- Top of page
- PATIENTS AND METHODS
- AUTHOR CONTRIBUTIONS
SLE is undoubtedly a disease in which health disparities, as defined by the NIH (1), are clearly present because it affects primarily one sex (women), young persons (reproductive age), and less-privileged individuals (ethnic minorities) in the US and around the world. Any of these areas could be elaborated further, but we have chosen to emphasize primarily health disparities in lupus in relation to ethnicity. Given that LUMINA is a multiethnic cohort we had the opportunity to compare and contrast data from patients of the 3 main US ethnic groups: Caucasians, African Americans, and Hispanics; in addition, we provide data for 2 Hispanic subgroups, those inhabiting the island of Puerto Rico and those of Mexican origin (the most frequent country of origin for all US Hispanics) recruited primarily in Texas. Inclusion of Hispanics when examining health disparities is quite relevant because they constitute the nation's largest (14% of the total population not including the 3.9 million residents of Puerto Rico) and fastest growing ethnic minority. In fact, by July 2004 there were more than 41 million Hispanics; by the year 2020 this figure is expected to reach 60 million (24).

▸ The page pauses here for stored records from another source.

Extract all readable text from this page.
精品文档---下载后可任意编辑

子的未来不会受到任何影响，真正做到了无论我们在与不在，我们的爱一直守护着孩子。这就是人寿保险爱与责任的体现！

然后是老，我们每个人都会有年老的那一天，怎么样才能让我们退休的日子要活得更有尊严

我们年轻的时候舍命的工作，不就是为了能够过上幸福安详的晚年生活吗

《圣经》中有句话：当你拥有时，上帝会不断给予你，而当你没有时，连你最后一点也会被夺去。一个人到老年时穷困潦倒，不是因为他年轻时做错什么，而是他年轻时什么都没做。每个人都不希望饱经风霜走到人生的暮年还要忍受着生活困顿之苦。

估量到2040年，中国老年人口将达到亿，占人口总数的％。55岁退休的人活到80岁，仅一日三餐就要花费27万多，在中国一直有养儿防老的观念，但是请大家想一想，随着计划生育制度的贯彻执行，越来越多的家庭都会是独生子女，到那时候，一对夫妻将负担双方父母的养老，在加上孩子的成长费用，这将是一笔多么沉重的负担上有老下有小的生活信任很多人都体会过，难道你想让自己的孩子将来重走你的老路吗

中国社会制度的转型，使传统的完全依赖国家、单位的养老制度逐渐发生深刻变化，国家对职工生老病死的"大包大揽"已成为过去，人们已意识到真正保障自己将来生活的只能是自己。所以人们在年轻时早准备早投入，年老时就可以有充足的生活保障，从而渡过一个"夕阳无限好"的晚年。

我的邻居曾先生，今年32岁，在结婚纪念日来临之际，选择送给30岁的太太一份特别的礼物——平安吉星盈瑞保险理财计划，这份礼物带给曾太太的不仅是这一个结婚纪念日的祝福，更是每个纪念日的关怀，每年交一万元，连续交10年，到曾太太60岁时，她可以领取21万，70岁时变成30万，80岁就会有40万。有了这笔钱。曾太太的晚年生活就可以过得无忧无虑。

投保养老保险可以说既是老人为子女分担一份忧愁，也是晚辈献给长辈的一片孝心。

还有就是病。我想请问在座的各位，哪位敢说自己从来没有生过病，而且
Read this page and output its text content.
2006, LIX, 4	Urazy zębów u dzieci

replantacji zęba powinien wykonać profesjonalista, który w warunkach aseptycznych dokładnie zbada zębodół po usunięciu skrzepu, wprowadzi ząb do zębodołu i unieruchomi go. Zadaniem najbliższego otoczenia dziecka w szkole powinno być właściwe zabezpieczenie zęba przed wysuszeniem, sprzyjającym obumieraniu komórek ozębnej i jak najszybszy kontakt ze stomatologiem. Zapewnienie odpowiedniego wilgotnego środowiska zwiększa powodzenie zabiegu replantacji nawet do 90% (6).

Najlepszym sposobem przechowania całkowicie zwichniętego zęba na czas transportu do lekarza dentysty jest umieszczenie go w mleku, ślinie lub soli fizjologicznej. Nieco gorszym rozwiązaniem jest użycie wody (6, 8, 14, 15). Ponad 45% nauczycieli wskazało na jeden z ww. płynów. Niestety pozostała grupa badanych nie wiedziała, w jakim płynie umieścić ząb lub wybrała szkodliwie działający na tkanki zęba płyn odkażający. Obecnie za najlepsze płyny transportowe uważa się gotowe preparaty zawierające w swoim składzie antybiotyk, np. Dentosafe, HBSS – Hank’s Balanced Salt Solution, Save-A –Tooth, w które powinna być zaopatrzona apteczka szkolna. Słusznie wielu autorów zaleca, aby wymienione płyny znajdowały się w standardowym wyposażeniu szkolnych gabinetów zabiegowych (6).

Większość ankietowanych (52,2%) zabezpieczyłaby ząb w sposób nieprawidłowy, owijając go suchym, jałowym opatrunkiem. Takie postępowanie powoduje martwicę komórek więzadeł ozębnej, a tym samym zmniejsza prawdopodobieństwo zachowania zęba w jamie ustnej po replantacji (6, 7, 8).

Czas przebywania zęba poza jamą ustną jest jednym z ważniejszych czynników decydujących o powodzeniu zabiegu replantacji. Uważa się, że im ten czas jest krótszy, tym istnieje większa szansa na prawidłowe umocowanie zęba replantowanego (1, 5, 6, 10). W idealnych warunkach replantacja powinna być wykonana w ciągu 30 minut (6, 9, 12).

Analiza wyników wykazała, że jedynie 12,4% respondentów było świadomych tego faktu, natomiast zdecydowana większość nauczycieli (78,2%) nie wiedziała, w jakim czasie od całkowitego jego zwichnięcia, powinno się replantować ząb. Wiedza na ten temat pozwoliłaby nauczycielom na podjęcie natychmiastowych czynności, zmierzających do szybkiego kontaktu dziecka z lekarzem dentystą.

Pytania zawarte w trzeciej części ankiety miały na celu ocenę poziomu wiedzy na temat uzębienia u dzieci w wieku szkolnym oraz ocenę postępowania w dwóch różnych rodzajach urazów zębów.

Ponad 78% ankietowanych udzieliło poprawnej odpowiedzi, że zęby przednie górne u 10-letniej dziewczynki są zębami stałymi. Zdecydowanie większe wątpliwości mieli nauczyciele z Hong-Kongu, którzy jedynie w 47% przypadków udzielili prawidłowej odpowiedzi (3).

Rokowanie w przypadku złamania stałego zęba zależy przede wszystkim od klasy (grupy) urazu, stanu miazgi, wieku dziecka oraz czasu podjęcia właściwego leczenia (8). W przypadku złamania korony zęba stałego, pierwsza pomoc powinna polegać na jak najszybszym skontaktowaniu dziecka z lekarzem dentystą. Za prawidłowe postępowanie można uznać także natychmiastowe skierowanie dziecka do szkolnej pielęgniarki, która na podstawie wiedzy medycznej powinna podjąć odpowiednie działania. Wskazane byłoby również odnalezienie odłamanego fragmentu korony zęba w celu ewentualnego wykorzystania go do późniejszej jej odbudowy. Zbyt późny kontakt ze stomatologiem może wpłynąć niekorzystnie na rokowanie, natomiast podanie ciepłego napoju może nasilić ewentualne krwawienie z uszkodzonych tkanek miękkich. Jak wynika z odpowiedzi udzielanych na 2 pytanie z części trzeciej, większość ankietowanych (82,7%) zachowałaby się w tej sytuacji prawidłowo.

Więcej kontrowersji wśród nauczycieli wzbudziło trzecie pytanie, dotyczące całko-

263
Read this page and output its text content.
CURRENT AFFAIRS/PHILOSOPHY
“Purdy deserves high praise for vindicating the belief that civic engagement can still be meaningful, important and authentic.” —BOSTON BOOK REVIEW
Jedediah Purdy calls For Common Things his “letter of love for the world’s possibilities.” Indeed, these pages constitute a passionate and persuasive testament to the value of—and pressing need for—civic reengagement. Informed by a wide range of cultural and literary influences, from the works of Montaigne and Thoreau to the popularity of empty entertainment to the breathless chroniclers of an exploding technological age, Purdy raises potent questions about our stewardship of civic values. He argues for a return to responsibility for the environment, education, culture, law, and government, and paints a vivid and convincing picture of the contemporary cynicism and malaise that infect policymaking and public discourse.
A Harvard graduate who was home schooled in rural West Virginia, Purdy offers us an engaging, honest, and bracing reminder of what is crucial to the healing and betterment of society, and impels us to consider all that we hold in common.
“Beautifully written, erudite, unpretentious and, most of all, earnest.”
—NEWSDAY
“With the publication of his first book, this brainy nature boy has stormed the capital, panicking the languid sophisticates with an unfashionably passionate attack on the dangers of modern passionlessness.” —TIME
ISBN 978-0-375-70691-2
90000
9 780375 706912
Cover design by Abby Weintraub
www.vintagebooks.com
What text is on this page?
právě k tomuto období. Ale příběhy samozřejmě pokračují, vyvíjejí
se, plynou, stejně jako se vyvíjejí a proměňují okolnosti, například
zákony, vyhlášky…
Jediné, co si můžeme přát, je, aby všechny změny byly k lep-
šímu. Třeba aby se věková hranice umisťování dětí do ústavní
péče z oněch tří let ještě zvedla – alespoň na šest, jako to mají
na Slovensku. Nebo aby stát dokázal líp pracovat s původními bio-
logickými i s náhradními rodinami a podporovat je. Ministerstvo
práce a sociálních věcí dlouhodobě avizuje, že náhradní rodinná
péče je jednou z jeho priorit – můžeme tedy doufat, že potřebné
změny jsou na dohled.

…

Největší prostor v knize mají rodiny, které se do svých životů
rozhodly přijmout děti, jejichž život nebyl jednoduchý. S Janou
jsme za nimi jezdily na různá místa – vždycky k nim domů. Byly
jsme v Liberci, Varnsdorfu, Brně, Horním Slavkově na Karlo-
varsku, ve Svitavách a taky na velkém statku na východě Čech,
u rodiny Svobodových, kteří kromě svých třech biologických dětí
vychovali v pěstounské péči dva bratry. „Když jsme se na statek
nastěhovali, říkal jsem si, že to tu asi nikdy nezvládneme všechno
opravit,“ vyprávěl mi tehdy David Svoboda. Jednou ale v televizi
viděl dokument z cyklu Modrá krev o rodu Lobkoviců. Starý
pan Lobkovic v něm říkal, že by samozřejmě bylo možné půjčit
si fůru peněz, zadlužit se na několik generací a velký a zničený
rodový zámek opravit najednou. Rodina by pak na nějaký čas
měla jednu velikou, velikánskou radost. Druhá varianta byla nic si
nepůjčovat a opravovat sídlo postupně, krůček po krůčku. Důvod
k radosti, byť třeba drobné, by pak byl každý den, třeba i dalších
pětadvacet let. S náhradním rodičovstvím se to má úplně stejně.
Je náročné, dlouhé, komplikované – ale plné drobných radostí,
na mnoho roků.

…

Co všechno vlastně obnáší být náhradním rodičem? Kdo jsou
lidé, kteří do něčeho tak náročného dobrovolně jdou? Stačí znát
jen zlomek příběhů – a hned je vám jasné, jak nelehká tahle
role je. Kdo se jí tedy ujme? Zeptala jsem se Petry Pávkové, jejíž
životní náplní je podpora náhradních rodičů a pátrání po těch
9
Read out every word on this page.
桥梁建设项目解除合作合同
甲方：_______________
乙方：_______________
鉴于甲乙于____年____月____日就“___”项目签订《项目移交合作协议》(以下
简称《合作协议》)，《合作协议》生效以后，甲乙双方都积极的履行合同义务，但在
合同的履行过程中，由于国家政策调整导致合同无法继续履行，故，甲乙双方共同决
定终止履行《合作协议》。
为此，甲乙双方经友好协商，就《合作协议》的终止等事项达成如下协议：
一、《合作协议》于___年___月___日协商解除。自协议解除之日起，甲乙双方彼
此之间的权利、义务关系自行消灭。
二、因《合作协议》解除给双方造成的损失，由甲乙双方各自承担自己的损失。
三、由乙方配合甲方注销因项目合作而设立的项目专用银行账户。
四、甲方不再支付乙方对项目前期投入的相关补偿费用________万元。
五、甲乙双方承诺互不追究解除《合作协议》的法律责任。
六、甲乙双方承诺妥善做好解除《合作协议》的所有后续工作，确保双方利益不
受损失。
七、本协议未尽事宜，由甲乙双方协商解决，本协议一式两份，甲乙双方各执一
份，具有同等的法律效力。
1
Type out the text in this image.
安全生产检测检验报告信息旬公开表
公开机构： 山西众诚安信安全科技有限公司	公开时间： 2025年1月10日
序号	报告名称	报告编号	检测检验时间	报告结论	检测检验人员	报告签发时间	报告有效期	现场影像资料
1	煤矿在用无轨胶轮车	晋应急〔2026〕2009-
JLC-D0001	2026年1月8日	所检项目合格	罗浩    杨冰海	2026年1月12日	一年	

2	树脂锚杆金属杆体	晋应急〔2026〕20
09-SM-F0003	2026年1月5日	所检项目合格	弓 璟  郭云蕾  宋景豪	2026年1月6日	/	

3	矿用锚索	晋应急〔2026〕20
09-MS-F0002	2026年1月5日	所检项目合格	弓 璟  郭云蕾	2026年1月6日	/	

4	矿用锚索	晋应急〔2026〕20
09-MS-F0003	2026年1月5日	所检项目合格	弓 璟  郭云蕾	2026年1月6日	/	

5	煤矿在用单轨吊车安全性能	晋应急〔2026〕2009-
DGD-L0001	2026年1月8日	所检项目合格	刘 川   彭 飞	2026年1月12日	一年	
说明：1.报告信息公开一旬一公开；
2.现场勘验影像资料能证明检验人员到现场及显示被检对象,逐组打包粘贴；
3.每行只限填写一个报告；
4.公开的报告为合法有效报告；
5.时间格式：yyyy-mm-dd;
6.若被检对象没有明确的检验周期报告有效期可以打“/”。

As the data from the literature (25–28) and from the LUMINA cohort illustrate (9, 10, 13, 19, 21), there are substantial differences in disease onset, features, course, and outcome among patients with SLE from the major US ethnic groups, with Hispanic patients (particularly of Mexican ancestry [residents of Texas], but not of Puerto Rican ancestry) and African American patients exhibiting, overall, more serious disease at a younger age and with worse intermediate and final outcomes. Given that these 2 groups are also more socially disadvantaged, a clear picture as to what the underlying causes for these disparities are is difficult to draw. We attempted, based on the data presented, to build an explanatory model for the discrepancies observed (Figure 2); this model could be regarded as a template in which additional factors or variables are identified as further research is conducted and in which strategies that can modify these factors are built.
Figure 2. Disease course and outcome in systemic lupus erythematosus (SLE): genetic and nongenetic factors account for differences observed between ethnic groups. * Nongenetic factors (and to a lesser extent genetic factors) are also operative during the course of the disease (see text).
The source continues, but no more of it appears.